#versuneécopoétique #01 | silence

Ils m’ont lâché dans l’hyperespace. L’expulsion a été terrible. Une détonation. Un balbutiement d’enfant à l’échelle spatiale. Ce méga-sas galactique m’a craché en un instant. Et puis la dérive dans le noir astral. Mon corps sans attache, la tête qui cogne au hublot. Un froid incommensurable, mais au-delà du néant visible, le choc d’une absence totale de sons ; un indicible vide gigantesque au creux des tempes et la pression sur mes deux tympans. Quels sous-titres auraient pu sauver ma peau ? Quelle pensée ? Quelle voix ?

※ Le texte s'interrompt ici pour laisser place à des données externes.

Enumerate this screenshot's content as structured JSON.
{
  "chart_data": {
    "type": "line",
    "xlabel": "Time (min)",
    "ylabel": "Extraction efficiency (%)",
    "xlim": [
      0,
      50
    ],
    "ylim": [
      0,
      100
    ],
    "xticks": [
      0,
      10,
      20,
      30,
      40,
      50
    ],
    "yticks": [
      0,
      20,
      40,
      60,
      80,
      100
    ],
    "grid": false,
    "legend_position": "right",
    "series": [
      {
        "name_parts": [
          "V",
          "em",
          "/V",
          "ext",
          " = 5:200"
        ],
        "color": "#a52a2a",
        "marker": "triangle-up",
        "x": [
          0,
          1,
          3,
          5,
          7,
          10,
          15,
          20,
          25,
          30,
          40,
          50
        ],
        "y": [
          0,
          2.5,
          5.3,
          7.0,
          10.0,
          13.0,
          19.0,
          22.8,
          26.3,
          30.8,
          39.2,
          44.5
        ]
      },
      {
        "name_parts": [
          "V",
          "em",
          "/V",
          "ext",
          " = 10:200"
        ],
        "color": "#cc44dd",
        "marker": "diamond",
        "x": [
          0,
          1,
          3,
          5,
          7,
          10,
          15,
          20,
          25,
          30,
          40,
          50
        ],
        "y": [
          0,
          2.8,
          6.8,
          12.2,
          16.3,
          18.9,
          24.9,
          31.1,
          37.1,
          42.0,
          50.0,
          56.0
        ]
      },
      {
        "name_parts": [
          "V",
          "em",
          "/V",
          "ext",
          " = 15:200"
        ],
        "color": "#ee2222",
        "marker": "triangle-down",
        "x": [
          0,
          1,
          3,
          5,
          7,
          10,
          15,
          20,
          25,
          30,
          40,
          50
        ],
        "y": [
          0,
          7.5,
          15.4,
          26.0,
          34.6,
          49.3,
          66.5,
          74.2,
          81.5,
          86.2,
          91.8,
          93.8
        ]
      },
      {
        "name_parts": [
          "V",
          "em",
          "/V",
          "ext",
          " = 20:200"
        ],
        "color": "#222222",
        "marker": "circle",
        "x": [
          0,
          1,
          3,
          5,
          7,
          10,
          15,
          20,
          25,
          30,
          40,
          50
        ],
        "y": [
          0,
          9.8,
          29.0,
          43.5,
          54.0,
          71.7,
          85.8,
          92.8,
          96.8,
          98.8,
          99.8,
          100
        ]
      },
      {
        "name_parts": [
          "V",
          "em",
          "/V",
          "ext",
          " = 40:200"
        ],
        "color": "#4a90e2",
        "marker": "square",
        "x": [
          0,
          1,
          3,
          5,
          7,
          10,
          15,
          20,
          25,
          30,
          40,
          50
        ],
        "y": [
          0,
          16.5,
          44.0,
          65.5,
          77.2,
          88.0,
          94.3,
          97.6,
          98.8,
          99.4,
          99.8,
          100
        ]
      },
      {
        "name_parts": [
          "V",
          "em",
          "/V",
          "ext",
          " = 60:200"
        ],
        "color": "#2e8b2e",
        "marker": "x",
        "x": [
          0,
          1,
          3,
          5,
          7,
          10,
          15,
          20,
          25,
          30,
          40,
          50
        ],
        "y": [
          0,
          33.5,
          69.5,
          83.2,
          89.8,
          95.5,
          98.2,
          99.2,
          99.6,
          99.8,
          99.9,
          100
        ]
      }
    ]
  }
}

Mon cœur a lâché dans ma poitrine. J’ai perdu connaissance. Combien de temps ? Impossible à dire. Tout ce que j’ai vu, c’est le verre de la couveuse de la maternité, la petite ficelle attachée à ma cheville pour me réveiller le sang et vérifier que je respire. Petit nourrisson prématuré sous cloche, on me surveille pour ne pas me laisser succomber au grand rien, être sûr que je tiendrai le choc, que j’attacherai mon petit palpitant à la ligne de vie. Un vrombissement sourd et imperceptible m’enrobe comme un peignoir d’éternité sans bruit. Seul le bip électronique semble toucher ma fontanelle encore molle à chaque impulsion ; un bip qu’on aurait enroulé dans du coton et moi dans du formol.

Un impact violent vient me réveiller à l’épaule, me ranime. Le noir de l’espace me déclenche une peur panique. Mes yeux clignent malgré moi et très vite. Des flashs passent sous les paupières. Ça y est, j’ai vingt-deux ans. En plein désert de l’Utah. La bouche sèche et des épines de figues de Barbarie plein les paumes. J’arpente l’ocre rouge et jaune. Le technival a dégénéré. Je suis passé trop près d’une enceinte. Un acouphène incroyable me malaxe le crâne. Pas d’autre solution que marcher vite et loin. En guenilles, mais on verra après, et tant pis pour le soleil écrasant. Les sifflements avant tout. Désormais, sauver mes tempes du silence omniprésent.